An experienced Software Developer focused on creating clean and maintainable software as prescribed by Software Improvement Group (SIG), armed with a Big Data & Analytics Certification from Bits Pilani. Highly skilled and proficient in developing distributed and scalable ETL, big data, data science, and machine learning solutions.
Have hands-on experience in various Big Data and Data Science tools like Core Java, Python, Numpy, Pandas, MatplotLib, SciKit Learn, Rapids AI, pySpark, Hadoop, HDFS, Spark, Hive, HBase, Flume, Sqoop, MapReduce, SQL, MySQL, MongoDB, Neo4J, Cloud, AWS, etc.
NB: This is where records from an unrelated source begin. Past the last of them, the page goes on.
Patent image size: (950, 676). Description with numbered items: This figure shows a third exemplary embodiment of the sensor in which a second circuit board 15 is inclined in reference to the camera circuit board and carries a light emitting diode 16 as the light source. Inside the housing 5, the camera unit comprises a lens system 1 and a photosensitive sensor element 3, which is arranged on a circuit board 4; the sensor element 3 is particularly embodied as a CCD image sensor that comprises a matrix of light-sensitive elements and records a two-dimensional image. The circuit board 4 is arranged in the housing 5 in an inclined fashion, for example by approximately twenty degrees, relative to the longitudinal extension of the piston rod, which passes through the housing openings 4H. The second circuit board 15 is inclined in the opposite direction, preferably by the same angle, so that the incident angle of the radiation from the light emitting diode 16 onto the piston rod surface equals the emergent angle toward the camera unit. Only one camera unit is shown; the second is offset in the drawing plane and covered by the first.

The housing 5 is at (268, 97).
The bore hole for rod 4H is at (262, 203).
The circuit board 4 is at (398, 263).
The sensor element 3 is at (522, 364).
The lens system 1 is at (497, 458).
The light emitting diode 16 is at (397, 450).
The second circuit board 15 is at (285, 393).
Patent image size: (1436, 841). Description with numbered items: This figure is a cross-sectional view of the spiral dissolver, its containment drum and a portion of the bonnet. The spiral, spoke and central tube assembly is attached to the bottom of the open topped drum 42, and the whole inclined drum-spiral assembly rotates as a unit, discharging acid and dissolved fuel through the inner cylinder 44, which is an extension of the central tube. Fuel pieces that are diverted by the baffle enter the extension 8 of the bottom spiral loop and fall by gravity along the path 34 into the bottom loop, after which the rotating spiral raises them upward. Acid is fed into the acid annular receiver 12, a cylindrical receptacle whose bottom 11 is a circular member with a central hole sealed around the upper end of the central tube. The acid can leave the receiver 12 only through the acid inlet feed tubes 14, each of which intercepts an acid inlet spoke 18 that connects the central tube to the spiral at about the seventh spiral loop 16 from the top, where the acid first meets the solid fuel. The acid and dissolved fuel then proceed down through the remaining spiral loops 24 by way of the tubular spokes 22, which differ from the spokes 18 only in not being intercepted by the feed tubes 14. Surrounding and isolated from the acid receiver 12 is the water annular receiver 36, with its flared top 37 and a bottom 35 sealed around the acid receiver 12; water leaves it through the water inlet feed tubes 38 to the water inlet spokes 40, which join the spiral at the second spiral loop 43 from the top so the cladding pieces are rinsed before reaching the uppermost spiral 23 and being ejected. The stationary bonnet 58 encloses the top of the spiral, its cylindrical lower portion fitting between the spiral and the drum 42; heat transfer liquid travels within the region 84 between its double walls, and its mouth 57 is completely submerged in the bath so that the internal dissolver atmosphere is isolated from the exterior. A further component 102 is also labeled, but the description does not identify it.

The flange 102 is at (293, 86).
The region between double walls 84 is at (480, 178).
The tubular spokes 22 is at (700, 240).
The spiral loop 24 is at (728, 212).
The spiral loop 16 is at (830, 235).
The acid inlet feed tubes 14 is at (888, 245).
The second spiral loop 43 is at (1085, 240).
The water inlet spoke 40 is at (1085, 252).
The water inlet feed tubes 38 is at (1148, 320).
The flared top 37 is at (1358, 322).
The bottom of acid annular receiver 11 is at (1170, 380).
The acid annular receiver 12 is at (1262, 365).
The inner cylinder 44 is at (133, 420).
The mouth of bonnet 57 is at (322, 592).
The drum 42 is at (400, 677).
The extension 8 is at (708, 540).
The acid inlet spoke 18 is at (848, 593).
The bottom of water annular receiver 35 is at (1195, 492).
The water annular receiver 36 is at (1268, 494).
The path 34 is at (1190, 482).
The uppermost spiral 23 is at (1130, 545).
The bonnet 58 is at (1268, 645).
Following are some of the projects and case studies that I have worked on:
1. Designed a MapReduce program with a custom partitioner to find the trending songs based on days of the week.
2. Created ETL pipeline by using Scoop, Hive, and Hbase. Ingested data into HDFS using Scoop and imported it into Hive-Hbase integrated table, and analyzed it using Hive.
3. Created a Spark clustering program to cluster users with the same preferences using the K-Means clustering algorithm and ALS matrix factorization method.
4. Developed a scalable blog for an educational institute by deploying MongoDB as backend server. Deployed the MVC Architecture using a document-based NoSQL database with replication. Facilitated scalability, solved impedance mismatch problem and optimized usage of pagination & sorting.